In 1857, the United Kingdom sponsored the Commercial Code of Signals for the Use of All Nations at Sea, which introduced four letter flag signal codes to identify individual ships. The Commercial Code of Signals, c. 1900, was modified to become the International Code of Signals. By the 1860s, individual ships were being allocated code letters in the United States and Europe. From 1874, code letters were recorded in Lloyd's Register as part of each individual vessel's entry in the register. Generally, code letters allocated to a ship remained with that ship, although there are known cases where new code letters have been allocated following a change of port of registry or owner. Code Letters were sometimes reallocated once a ship had been struck from the register, but no two ships bore the same code letters at the same time. With the introduction of radio for communications, code letters were used also as radio call signs.
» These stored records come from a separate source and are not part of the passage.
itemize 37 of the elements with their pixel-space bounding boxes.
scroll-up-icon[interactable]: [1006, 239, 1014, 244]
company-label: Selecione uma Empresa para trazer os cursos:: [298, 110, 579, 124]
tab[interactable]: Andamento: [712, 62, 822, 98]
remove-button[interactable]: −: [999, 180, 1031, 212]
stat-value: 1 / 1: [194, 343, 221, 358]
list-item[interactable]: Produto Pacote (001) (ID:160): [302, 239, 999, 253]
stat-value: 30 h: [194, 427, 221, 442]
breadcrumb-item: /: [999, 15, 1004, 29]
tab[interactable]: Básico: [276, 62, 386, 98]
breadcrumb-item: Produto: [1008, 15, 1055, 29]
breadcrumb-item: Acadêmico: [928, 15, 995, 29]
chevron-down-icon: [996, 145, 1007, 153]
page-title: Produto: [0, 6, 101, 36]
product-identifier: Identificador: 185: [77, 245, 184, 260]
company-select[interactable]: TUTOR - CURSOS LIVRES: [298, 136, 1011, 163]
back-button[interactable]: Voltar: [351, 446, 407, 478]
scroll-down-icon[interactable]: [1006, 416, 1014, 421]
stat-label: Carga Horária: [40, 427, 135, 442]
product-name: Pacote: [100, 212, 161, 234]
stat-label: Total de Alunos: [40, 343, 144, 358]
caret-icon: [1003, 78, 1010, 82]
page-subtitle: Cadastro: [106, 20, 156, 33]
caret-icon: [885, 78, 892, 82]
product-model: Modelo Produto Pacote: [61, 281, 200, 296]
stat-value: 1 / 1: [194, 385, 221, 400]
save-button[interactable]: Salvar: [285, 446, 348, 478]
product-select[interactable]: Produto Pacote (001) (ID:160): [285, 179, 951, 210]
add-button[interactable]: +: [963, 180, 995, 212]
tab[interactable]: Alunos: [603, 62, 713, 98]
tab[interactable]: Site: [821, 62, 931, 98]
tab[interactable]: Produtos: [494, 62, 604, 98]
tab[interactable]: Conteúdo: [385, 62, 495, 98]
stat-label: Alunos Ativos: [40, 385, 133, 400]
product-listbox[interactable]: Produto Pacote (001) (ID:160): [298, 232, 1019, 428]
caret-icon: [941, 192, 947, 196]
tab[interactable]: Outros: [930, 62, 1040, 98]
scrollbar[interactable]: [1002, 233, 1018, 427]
Code letters used the twenty-six flags that represent the letters of the alphabet, plus the ten flags that represent the digits 0 - 9 also have been used. The substitute flags have not been used for call signs.
Each flag has own name. If the ship's call sign is "3EJH2" (Panama Flag) the seamen never say "Three E J H Two". They say "Three Echo Juliet Hotel Two" to avoid misunderstanding as every country seamen have own pronunciation of letters and during speech over radio letters can be inaudible.